If anyone reads this and is interested in possibly having a seminar at their church, please get in touch with me (here). I am always willing to consider travelling for even a handful of people who are committed to preaching as biblically and effectively as possible!
GD: What is the biggest problem facing Evangelicalism today and how should we respond?
PM: I see slightly different issues facing evangelicalism in different cultures. For instance, evangelicalism in the US faces different struggles than here in the UK. Next week, I’ll be in Sri Lanka and the issues there are different again. But there is one issue that I’ll mention.

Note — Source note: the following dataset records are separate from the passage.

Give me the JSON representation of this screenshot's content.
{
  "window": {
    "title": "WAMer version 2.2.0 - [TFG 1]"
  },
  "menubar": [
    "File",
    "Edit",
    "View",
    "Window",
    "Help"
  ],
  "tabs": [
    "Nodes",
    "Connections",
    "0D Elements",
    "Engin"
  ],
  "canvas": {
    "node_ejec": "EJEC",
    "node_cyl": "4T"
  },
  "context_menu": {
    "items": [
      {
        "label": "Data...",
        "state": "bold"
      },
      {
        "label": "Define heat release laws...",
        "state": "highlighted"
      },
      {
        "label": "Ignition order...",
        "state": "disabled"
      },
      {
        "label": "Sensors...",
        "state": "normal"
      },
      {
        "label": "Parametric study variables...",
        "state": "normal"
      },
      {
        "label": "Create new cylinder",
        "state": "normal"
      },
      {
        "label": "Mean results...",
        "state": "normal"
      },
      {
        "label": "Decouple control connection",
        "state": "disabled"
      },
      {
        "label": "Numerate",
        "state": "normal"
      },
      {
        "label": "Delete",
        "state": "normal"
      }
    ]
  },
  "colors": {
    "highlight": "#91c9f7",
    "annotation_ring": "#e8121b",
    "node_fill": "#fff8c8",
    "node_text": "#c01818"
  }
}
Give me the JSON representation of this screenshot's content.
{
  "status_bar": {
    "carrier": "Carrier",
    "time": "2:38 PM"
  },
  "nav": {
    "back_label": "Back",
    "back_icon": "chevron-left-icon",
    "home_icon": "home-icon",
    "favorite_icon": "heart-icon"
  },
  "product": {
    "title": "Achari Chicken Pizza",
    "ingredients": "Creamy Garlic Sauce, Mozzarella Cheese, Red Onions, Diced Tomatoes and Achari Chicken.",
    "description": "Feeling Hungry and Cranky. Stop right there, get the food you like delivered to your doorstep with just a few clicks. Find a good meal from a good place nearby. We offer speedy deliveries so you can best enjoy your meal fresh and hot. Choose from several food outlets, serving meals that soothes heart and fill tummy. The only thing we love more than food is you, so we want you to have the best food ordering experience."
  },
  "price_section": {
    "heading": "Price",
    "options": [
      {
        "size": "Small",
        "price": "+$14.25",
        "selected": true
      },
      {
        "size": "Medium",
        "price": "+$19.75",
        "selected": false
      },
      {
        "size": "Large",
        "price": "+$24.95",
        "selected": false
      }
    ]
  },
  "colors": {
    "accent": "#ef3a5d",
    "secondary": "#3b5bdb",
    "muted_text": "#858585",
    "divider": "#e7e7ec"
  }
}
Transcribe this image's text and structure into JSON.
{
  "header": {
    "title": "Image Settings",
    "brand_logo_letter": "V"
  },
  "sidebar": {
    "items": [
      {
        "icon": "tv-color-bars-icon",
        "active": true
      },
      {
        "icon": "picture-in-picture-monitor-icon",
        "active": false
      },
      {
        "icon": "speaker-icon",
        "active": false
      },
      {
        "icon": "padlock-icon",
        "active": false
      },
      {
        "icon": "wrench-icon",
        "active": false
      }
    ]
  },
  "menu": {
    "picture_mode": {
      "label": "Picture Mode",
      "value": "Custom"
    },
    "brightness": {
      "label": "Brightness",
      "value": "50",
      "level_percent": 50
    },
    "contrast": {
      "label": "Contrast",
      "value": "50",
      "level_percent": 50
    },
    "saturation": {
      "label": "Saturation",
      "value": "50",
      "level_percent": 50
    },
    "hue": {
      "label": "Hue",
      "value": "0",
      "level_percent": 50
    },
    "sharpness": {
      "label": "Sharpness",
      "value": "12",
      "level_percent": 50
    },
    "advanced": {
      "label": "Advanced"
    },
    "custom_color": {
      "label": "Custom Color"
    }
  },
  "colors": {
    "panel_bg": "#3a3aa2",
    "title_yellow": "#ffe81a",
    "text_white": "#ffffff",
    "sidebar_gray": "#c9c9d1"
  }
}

I think the biggest issue we face is a sliding away from the centrality and authority of the Bible. There is an increasing and alarming biblical illiteracy among believers, including church leaders and preachers. As is usually the case, the church reflects the culture around it. Right now this includes an unwillingness to stand for much of anything and a fear of offending. An increasing number of biblical subjects are being treated as no-go areas and the church is losing out as a result.
I recently heard a helpful comment in this regard. To say, “I don’t know” is humility. To say “we don’t know” is both pushy and presumptious. To say “we just don’t know” or “we just can’t know” is supposedly definitive, end of discussion, time to change the subject. The Bible does teach about many subjects that today are simply shut down by this prevailing attitude. I’m not saying we have to all agree on secondary issues, but I don’t like the notion that anything other than an increasingly shrinking set of primary issues is off limits. Perhaps it is a reaction to past errors, divisions or unhelpful sensationalism. But the answer to error is not silence, but truth. The answer to division is not avoidance of the issue, but gracious teaching and careful interaction. The answer to sensationalism is not ignorance, but sensible teaching.
I suppose our response has a lot to do with preaching, but it goes further than that. It has to do with our expectations of ourselves and other believers, with our ability to both model and motivate personal Bible study, with our capacity to naturally present a contagious passion for God and His Word. The goal is not to have a church of filled heads, repositories of Bible trivia for church quizzes. The goal is to see believers captivated by God’s love and drawn to Him, which means knowing Him, His heart, His values, His mind, His plans . . . all of which is found in the Bible.
GD: That's a good note on which to end this conversation. Thanks for dropping by, Peter!